The Senate is actually working on a good healthcare bill. No, not the AHCA or the doppelganger of the AHCA. The Chronic Act is winding its way through the committee process. This bill is full of little technical corrections to Medicare and tweaks for experiments. Let’s look at what’s happening in it.
Section 101 expands a demonstration project that has good initial results. The Independence at Home program is a pilot program that uses intensive primary care and care coordination to specifically target high risk and high cost Medicare beneficiaries for more intensive services. Its initial evaluation found significant savings and quality improvements. This section expands the time frame and the number of beneficiaries who can be enrolled in the study. The goal, I think, is to see how this project can scale up and move it towards a national model.
Section 102 allows for some telehealth visits to be used to supervise/coordinate dialysis care. This would be an option not a requirement. It should improve access and quality of life for people on dialysis who live far away from their nephrologists and clinics. It might save a little bit of money as the telehealth visit would not be allowed to charge a facility fee.
Section 201 modifies how care coordination is managed for individuals who are dual enrolled in Mediare Advantage and Medicaid through the SNP program. Care coordination meetings are mandated. Rules are to be developed for a uniformed complaints and grievances process. Eligibility is defined as either rare or costly. There is a section that warms the cockles of my heart on statistically validity of quality measures relating to population size.
Section 301 is a Medicare Advantage benefit design waiver pilot program. The concept of Value Based Insurance Design (VBID) is that patients should pay nothing for very high value care and a lot for low value care. In this frame work, insulin and test strips should be no cost sharing to Type 1 diabetics. Ten states would be allowed to experiment with benefit design. The goal is to get people better while lowering costs. I don’t know if this will work but it is a reasonable experiment.
Section 302 allows Medicare Advantage firms to apply for waivers to give non-medical benefits to chronically ill patients. Again, I don’t know if this will bend the cost curve and improve outcomes but it is a reasonable thing to try.

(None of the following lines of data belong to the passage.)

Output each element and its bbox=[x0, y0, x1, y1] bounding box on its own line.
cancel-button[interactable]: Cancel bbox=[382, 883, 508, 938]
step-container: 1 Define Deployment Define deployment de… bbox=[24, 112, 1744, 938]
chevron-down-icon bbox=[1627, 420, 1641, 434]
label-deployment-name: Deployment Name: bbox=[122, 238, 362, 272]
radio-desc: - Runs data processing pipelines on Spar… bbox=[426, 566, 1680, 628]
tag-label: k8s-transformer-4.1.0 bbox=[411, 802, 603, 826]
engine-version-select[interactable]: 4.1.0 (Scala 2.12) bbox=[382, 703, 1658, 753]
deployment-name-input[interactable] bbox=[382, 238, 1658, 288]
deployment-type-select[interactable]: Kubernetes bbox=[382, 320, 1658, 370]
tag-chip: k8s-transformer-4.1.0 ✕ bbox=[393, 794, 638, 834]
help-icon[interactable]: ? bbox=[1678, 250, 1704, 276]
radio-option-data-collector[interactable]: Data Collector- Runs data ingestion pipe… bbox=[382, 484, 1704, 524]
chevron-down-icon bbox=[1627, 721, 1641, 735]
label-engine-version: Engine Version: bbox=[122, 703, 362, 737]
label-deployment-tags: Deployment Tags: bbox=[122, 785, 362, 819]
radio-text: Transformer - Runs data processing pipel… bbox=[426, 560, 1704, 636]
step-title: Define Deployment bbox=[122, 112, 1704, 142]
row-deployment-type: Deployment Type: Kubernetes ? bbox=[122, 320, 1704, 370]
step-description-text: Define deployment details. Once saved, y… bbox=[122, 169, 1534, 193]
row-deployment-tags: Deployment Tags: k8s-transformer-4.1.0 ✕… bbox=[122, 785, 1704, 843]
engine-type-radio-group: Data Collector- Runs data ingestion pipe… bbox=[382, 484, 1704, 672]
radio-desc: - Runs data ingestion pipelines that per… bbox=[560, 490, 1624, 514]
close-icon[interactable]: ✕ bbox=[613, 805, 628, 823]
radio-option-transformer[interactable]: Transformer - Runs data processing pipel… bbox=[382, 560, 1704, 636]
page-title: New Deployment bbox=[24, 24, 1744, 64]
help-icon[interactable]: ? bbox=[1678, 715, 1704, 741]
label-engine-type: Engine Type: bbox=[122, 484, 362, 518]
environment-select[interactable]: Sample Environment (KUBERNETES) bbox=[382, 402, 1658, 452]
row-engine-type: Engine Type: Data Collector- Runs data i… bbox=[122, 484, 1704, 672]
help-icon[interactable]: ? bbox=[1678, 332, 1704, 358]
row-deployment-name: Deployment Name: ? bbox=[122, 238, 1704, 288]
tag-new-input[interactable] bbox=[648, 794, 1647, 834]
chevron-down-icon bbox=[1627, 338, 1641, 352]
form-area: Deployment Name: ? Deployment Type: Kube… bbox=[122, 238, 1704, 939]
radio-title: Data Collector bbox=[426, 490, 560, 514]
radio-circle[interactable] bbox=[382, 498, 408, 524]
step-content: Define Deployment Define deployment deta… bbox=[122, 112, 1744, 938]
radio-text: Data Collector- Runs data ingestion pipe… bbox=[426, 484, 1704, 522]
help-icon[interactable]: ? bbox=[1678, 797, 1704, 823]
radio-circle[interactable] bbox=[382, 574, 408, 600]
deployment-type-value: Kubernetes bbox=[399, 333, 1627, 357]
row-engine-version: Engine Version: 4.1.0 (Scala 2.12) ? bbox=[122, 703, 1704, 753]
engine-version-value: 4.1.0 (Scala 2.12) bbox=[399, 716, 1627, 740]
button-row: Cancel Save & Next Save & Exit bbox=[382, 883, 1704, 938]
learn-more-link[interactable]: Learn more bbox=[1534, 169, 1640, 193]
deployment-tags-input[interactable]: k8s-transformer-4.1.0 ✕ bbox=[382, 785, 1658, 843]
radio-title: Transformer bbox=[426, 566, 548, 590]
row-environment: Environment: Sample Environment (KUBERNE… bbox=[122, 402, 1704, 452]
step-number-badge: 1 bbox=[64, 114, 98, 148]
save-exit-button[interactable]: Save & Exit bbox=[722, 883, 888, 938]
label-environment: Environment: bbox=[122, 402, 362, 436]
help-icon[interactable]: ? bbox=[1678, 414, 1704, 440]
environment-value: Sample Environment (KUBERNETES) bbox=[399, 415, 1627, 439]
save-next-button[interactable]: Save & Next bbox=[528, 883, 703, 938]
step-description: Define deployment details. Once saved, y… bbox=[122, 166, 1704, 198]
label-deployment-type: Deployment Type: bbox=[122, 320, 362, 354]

Section 303 and 304 and 305 expands telehealth options for Medicare Advantage and Accountable Care Organizations (ACO), and stroke patients. I like that telehealth is not being allowed to count towards network adequacy. The trade-off will be if lower cost visits leads to more visits and more net costs with or without net patient benefit.
Section 401 allows ACO patients to be assigned prospectively. This means the ACO could be chosen by beneficiaries at the start of the year. Attribution is a major challenge and source of technical risk. Retrospective attribution means the ACO is responsible for a population that is only defined after the contract. Prospective attribution allows an ACO to know its patient roster at the start of the contract. This is weedy but useful.
Section 501 allows ACO’s to use member incentive programs for primary care and care coordination purposes. This ties into the same general concept of Section 301 where Congress would like Medicare to make it easier for people to make good choices.
And then there are several sections authorizing the Government Accountability Office (GAO) to conduct studies on interesting questions regarding care coordination.
None of these sections are home runs. There might be a bunt single and perhaps a well hit ball that falls in between the shortstop and the left fielder for a hit. But this is what a decent healthcare focused bill can actually look like. We should encourage this.
NB — we should also encourage a better name for the bill to avoid late night Taco Bell jokes.